Lancée le 19 mars 2013 par le Président Macky Sall, la réforme acte III de la Décentralisation, dont l’objectif est de faire des collectivités territoriales des espaces viables porteurs de développement, peine toujours à prendre son envol. Le retard noté dans le lancement de la 2e phase de cette réforme qui devait intervenir au lendemain des élections municipales et départementales de 2014, a fini de plomber l’existence même de certaines collectivités territoires.
Des collectivités territoriales au bord de l’implosion !
S’il y a vraiment un secteur qui est toujours en attente de la concrétisation des engagements de l’actuel chef de l’Etat, c’est bien celui de la décentralisation. En effet, au lendemain de son accession au pouvoir, le Président Sall s’était engagé à l’asseoir comme un acte prioritaire de la réforme de l’Etat, visant à faire des collectivités territoriales des espaces viables porteurs de développement.
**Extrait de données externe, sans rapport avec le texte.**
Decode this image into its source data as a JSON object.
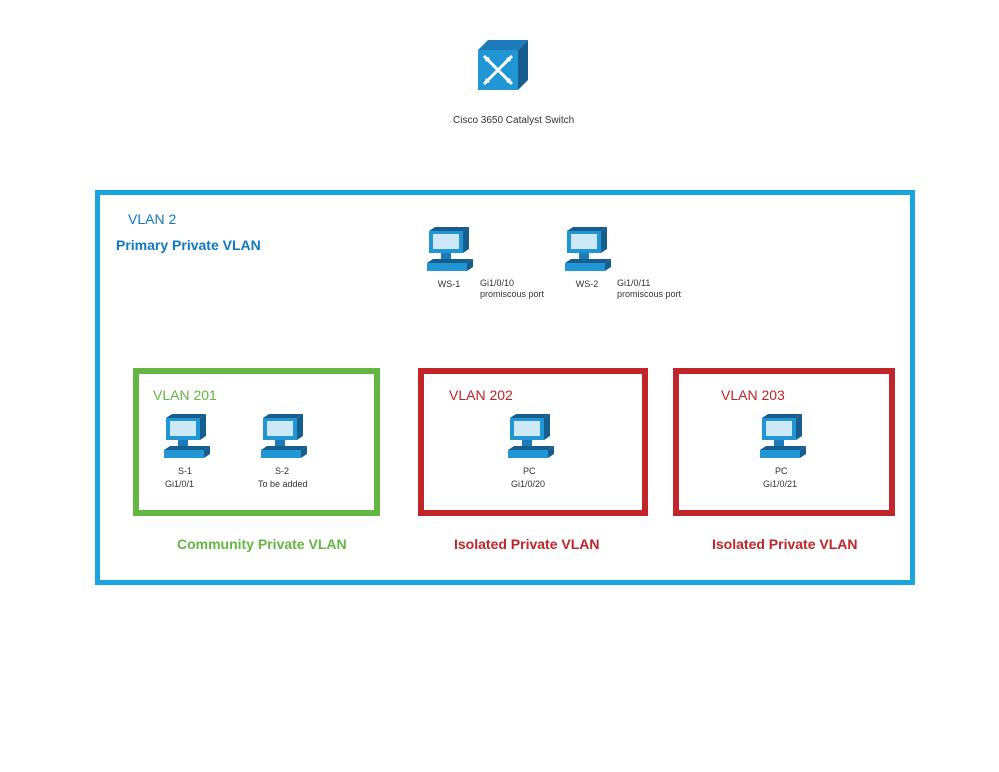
{
  "switch": {
    "label": "Cisco 3650 Catalyst Switch"
  },
  "primary": {
    "vlan": "VLAN 2",
    "title": "Primary Private VLAN"
  },
  "ws1": {
    "name": "WS-1",
    "port": "Gi1/0/10",
    "note": "promiscous port"
  },
  "ws2": {
    "name": "WS-2",
    "port": "Gi1/0/11",
    "note": "promiscous port"
  },
  "community": {
    "vlan": "VLAN 201",
    "label": "Community Private VLAN"
  },
  "s1": {
    "name": "S-1",
    "port": "Gi1/0/1"
  },
  "s2": {
    "name": "S-2",
    "note": "To be added"
  },
  "isolated1": {
    "vlan": "VLAN 202",
    "label": "Isolated Private VLAN"
  },
  "pc1": {
    "name": "PC",
    "port": "Gi1/0/20"
  },
  "isolated2": {
    "vlan": "VLAN 203",
    "label": "Isolated Private VLAN"
  },
  "pc2": {
    "name": "PC",
    "port": "Gi1/0/21"
  },
  "colors": {
    "blue": "#19a6de",
    "darkblue": "#1178c2",
    "green": "#64b643",
    "red": "#c12429",
    "icon": "#1c7bb8"
  }
}
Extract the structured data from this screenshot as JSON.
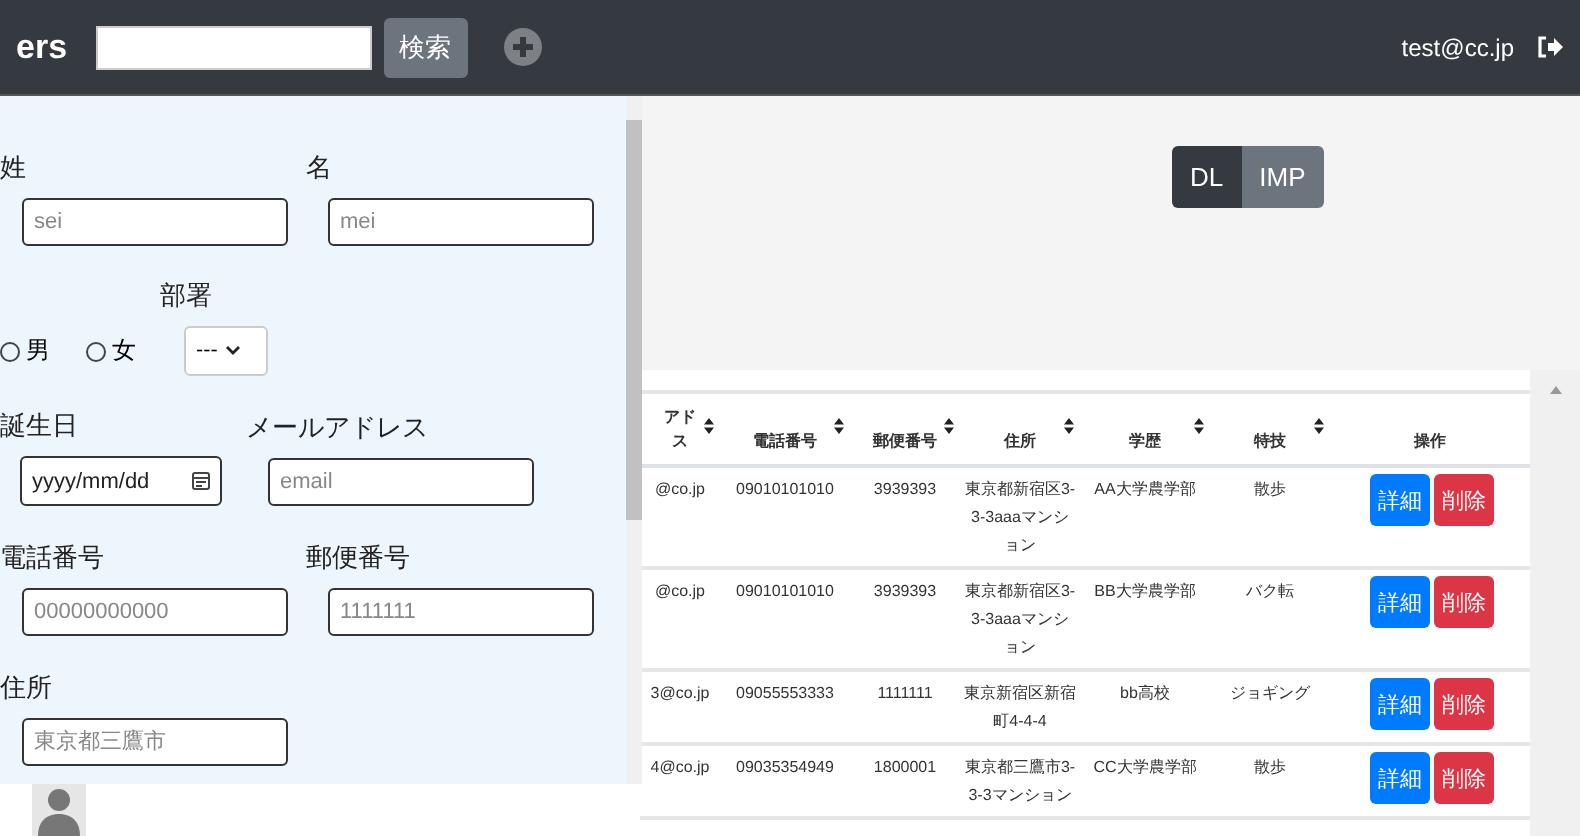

Ainsi, en 2013, il a procédé au lancement de la troisième étape du processus de décentralisation enclenché au Sénégal depuis 1972, avec la création des communautés rurales. Dénommée acte III de la Décentralisation, cette réforme a pour objectif d’apporter des réponses aux défis liés à la faiblesse de l’aménagement des terroirs mais aussi au financement des collectivités locales. Aujourd’hui, sept ans après le lancement de l’acte III, force est de constater que les fruits n’ont pas encore tenu la promesse des fleurs.

La situation actuelle des collectivités territoriales est toujours en deçà des attentes du chef de l’Etat. Et ce, sur tous les plans. Hormis la communalisation intégrale sur le papier et le renforcement des compétences transférées aux collectivités territoriales, la vision fondatrice de l’Acte III de la décentralisation déclinée par le Président Sall lors de son discours devant les acteurs du développement des territoires, le 18 mars 2013, peine encore à prendre forme.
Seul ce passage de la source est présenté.